En configuration renforcée, le bâtiment prêté par la ville pourra accueillir jusqu'à 500 consultations par jour, avec 11 consultations simultanées et 67 personnes en salles d'attente, respectant la distanciation sociale. (Photo : Stéphanie Marin / Objectif Gard)

Ainsi, la Ville de Nîmes met à disposition des médecins un bâtiment de plus de 2 500 m2 qui pourra accueillir jusqu'à 500 consultations par jour dans l'hypothèse d'une dégradation de la situation sanitaire et d'une forte progression de l'épidémie. "Les centres de consultations sont comme des bassins de rétention, explique Marc Garcia, président de la Maison médicale de garde de Nîmes. Si la vague épidémique devient trop forte, ces bassins déborderont."

Alors et seulement à ce moment-là, le bâtiment ouvrira ses portes, sur décision des médecins, de l'Agence régionale de santé et de la Ville, pour absorber un afflux de patients présentant des symptômes du coronavirus.

Une fois l'alerte donnée, le centre et ses trois unités de consultations se mettront en action dans un délai maximum de 48 heures, avec dans ses rangs des médecins, des infirmiers et des agents de surveillance.

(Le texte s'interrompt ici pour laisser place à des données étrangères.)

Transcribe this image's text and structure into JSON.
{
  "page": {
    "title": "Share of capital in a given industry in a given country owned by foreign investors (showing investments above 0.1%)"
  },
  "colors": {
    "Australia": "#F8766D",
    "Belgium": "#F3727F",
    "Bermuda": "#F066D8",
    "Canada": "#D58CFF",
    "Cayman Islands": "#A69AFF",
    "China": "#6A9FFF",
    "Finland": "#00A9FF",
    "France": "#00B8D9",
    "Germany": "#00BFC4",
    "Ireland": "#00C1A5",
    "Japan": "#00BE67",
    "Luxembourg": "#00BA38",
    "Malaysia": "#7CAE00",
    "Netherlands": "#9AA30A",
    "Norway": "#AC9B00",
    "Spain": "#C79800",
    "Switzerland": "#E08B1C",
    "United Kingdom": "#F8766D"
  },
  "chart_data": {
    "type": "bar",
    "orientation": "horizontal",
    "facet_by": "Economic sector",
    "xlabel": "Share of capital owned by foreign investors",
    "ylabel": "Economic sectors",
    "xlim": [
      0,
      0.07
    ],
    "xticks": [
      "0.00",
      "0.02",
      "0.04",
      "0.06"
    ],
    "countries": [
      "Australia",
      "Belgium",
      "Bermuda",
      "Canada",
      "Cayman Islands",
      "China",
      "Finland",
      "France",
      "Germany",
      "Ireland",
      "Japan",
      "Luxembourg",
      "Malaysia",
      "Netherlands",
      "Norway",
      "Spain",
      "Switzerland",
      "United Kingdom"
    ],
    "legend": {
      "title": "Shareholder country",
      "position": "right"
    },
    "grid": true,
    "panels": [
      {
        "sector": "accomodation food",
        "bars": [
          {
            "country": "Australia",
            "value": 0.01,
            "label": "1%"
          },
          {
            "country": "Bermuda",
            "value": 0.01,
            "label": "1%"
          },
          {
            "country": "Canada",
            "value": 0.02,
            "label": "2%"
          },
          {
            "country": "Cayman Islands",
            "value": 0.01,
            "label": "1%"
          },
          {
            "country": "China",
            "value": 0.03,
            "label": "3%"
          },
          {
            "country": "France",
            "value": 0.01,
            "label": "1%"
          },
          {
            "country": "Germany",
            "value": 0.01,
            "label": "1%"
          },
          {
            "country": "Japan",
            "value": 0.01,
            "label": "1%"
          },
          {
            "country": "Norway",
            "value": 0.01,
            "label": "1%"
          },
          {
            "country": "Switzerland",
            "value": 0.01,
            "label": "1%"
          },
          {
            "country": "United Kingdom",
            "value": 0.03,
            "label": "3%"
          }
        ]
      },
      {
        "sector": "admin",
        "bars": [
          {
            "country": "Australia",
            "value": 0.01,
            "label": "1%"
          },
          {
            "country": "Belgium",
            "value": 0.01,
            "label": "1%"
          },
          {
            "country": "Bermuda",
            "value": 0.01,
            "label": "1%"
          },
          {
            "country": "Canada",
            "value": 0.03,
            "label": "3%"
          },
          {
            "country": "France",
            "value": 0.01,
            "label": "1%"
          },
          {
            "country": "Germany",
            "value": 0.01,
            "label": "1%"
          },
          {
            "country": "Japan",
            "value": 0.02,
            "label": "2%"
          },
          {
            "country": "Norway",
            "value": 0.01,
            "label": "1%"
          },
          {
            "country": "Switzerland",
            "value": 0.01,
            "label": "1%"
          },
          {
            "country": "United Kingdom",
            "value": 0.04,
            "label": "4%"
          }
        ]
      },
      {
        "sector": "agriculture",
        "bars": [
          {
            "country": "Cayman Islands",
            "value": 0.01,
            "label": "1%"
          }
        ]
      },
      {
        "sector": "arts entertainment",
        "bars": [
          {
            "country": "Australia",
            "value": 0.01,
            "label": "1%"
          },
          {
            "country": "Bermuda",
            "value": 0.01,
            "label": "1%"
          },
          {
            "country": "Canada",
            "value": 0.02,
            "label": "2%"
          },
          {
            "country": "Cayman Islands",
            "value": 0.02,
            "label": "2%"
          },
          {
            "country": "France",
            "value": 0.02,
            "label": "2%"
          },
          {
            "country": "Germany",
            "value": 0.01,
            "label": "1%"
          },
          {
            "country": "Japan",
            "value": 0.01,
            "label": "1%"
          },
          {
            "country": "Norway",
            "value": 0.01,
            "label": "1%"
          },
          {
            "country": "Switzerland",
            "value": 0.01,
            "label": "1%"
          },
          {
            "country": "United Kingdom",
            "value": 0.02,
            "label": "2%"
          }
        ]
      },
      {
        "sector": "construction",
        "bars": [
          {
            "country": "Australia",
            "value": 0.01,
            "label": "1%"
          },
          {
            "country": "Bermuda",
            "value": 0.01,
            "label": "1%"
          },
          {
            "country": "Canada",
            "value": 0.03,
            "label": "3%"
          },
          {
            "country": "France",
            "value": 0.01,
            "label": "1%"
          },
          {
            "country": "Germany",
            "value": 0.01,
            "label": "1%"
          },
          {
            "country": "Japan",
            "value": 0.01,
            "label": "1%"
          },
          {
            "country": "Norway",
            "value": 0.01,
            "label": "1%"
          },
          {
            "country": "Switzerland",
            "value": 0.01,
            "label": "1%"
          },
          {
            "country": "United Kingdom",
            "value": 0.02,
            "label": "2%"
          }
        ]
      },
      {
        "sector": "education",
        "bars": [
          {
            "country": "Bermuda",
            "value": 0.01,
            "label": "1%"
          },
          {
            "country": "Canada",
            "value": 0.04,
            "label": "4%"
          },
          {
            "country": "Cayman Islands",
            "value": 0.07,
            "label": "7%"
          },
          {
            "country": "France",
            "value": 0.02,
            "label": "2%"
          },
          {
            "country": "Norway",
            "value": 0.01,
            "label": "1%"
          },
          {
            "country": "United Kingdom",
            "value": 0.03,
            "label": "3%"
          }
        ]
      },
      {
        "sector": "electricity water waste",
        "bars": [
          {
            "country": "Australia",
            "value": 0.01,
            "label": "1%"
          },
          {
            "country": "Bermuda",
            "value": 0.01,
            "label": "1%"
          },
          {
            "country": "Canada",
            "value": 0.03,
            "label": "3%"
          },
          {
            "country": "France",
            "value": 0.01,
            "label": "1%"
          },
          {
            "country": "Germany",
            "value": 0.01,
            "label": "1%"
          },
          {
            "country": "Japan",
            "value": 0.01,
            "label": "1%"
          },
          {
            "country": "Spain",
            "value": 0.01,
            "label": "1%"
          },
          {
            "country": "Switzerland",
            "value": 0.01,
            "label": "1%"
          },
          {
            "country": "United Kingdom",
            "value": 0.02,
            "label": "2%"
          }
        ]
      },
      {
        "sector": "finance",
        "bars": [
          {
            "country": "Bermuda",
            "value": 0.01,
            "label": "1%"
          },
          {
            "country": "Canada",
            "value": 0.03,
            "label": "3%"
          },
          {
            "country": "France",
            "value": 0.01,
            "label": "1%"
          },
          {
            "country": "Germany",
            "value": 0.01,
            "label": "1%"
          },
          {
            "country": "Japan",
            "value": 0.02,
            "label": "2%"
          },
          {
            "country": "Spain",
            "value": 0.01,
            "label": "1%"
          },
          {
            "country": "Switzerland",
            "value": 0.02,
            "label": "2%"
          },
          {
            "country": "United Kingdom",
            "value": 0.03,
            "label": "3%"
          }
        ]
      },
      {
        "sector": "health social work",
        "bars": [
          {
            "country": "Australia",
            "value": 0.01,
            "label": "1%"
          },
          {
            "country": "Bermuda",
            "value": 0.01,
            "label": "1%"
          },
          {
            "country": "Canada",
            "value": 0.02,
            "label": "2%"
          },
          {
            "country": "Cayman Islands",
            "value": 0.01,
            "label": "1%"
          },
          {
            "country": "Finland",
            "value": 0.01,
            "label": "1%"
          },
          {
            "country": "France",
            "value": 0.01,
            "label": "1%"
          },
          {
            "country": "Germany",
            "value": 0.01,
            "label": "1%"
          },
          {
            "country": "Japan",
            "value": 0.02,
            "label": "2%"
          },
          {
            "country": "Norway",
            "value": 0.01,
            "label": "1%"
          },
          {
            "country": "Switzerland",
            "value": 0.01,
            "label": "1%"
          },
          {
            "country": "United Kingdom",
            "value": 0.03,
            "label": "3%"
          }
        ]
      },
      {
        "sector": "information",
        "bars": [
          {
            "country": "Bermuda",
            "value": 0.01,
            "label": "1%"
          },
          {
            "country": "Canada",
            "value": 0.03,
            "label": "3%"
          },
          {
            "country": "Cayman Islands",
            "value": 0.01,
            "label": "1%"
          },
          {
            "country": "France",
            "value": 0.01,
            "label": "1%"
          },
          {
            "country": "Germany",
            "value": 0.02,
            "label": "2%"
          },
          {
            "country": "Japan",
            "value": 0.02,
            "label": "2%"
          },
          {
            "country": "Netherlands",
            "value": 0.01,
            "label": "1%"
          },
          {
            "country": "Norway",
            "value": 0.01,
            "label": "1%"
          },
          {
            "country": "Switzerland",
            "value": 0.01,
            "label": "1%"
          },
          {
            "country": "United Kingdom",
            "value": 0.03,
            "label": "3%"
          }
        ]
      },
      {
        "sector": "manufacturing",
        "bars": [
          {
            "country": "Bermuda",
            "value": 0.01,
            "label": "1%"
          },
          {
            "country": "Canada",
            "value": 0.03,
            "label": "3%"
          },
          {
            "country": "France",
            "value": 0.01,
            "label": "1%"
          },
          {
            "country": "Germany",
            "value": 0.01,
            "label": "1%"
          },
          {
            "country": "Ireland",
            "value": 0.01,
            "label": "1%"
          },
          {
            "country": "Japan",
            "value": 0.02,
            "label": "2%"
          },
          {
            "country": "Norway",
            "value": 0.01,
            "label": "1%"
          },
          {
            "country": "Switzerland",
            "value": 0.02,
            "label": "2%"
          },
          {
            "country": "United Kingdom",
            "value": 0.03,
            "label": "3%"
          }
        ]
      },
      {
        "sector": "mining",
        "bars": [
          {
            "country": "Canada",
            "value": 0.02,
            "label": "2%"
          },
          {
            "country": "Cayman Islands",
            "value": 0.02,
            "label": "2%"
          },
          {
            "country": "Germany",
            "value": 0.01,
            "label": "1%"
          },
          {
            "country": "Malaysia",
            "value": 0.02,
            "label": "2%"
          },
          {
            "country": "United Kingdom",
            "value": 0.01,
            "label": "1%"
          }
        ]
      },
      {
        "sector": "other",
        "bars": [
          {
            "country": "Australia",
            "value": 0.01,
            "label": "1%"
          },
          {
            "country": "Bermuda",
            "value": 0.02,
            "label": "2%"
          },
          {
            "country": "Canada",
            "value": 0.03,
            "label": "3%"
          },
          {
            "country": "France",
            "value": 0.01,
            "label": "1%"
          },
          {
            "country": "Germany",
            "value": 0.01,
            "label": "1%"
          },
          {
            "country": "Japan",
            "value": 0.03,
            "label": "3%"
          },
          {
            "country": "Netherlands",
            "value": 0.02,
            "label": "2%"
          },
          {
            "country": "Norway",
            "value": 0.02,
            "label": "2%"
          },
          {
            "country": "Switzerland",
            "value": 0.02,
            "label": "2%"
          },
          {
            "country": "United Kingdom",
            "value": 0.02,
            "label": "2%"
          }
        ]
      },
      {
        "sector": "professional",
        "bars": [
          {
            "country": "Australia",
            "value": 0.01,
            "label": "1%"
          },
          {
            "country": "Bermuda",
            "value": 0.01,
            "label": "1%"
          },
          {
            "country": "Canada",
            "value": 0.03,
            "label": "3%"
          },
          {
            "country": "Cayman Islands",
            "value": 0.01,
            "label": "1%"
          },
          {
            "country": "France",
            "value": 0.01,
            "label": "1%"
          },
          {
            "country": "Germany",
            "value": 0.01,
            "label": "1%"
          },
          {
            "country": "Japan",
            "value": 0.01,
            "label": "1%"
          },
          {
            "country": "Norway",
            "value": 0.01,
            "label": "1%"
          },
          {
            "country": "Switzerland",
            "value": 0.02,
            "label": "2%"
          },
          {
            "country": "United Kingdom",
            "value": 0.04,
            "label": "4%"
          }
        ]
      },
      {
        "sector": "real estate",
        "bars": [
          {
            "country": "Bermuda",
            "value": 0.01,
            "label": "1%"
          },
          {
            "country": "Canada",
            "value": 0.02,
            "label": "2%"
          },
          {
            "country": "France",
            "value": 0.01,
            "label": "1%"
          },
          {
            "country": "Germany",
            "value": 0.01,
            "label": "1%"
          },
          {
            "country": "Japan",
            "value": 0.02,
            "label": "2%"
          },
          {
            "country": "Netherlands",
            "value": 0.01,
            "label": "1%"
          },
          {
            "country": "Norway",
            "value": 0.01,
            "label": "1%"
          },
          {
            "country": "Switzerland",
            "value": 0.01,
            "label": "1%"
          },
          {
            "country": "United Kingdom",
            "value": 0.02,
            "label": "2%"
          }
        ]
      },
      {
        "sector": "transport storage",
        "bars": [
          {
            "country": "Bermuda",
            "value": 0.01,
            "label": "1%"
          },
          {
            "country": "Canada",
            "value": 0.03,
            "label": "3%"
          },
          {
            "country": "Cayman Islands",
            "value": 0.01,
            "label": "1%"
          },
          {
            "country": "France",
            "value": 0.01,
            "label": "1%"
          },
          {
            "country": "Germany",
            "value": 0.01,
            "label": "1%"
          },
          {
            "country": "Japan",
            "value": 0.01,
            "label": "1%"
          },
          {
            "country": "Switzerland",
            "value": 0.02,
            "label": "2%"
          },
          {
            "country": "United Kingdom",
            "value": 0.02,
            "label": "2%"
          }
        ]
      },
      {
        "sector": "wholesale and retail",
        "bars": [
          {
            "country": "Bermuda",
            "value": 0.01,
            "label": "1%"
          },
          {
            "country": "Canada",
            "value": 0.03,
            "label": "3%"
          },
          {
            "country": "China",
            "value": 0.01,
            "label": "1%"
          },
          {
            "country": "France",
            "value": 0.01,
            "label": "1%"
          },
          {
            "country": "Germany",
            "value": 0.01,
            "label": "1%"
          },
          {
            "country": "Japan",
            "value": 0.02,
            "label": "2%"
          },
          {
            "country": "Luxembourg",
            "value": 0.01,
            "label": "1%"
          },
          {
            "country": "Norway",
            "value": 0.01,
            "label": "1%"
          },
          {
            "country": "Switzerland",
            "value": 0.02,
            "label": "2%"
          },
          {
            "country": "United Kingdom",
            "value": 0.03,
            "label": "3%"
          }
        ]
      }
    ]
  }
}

Des cheminements intérieurs et extérieurs seront aménagés afin d'assurer la sécurité des patients. "L'activation de ce dispositif restera possible jusqu'à la fin de l'épidémie", assure Frédéric Jacquet. Ensuite, la mairie prévoit d'acheter ce bâtiment actuellement loué au Département pour y installer ses services des Sports et de l'Éducation.